4,000 data centers and nowhere to plug in
There are over 4,000 data centers humming across the United States right now. Together, they consumed an estimated 176 terawatt-hours of electricity in 2023, roughly 4.4% of the nation's total. By 2028, that number could double. The International Energy Agency projects that data centers will account for almost half of all U.S. electricity demand growth through 2030. And communities across the country are starting to say: not here. The AI boom's dirtiest secret isn't the models, the training runs, or the benchmark scores. It's the electricity bill. And it's rewriting the politics of where and how technology gets built.
The numbers are staggering
In April 2026, the U.S. Energy Information Administration projected that national power consumption would hit 4,244 billion kilowatt-hours this year, rising to 4,381 billion kWh in 2027, both record highs. The primary driver? AI and data center expansion. Global data center electricity consumption reached approximately 415 TWh in 2024, about 1.5% of the world's total electricity use, growing at 12% per year. The IEA's Electricity 2026 report found that U.S. electricity demand is now growing at roughly 2% annually, more than double the pace of the previous decade, with data centers responsible for nearly half of that increase. A single hyperscale data center can draw more power than a small city. An AI training cluster consumes seven to eight times more energy than a typical computing workload. And these facilities aren't slowing down. OpenAI's Stargate project, backed by $850 billion in planned buildouts, represents an energy appetite equivalent to 17 nuclear power plants.
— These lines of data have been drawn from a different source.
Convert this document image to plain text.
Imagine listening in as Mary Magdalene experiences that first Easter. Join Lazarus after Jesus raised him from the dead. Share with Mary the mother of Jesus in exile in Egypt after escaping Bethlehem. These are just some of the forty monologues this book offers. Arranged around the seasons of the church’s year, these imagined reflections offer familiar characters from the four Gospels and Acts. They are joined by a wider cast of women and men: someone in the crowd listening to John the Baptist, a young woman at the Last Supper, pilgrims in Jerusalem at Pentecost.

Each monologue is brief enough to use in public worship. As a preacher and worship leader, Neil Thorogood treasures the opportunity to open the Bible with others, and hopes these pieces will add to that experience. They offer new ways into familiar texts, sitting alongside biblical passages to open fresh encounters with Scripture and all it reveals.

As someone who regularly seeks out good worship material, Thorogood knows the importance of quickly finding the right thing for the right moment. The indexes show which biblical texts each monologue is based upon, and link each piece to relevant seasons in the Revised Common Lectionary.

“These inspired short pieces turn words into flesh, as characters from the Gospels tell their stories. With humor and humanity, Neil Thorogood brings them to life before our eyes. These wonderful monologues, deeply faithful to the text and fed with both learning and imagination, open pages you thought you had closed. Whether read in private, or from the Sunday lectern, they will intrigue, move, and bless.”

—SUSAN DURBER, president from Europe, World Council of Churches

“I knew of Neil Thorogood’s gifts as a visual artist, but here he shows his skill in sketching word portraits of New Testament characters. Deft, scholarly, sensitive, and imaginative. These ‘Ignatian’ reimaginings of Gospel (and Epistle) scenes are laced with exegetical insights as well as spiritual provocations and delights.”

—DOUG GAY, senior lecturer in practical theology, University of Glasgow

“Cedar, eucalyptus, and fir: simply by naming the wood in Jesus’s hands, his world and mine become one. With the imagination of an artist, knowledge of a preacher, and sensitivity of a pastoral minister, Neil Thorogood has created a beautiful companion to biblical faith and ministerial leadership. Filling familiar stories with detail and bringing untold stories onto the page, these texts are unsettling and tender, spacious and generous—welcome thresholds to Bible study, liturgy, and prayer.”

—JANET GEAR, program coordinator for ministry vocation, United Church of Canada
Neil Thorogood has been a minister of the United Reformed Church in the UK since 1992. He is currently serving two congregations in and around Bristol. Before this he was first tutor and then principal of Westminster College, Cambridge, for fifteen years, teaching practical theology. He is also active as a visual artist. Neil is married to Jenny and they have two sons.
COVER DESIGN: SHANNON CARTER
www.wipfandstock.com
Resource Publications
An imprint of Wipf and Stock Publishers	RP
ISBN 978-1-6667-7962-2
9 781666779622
The NIMBY movement meets Big Tech
Between March and June of 2025, advocates and residents delayed or blocked $98 billion worth of proposed data center projects across the United States. A Morning Consult survey found that 41% of American voters now favor banning AI data centers near where they live, up from 37% just a month prior. The resistance is organized and effective. In Imperial County, California, residents filed paperwork in early 2026 for a ballot initiative called the "Imperial County Data Center Prohibition Act," aiming to block data centers in the county altogether. In Maine, state legislators advanced a bill to temporarily ban new data center construction until November 2027. Senator Bernie Sanders and Representative Alexandria Ocasio-Cortez introduced the Artificial Intelligence Data Center Moratorium Act in Congress. This isn't abstract activism. Local communities are waging what Harvard researchers described as a David-and-Goliath fight against some of the wealthiest companies in the world, and they're winning. New data center capacity under construction in primary U.S. markets actually declined in the second half of 2025, the first drop since 2020, even as demand for compute surged. The vacancy rate hit a record low of 1.4%. Wall Street has noticed. The New York Times reported that tech companies may not be able to build at the pace they promised investors. The concerns are concrete. Data centers strain local power grids and drive up electricity prices for surrounding households. They consume vast quantities of water for cooling. They take up land. And the irony isn't lost on the people fighting back: some activists are now using ChatGPT itself to draft their opposition letters, organize campaigns, and analyze zoning documents. AI, powered by data centers, being used to fight the construction of more data centers.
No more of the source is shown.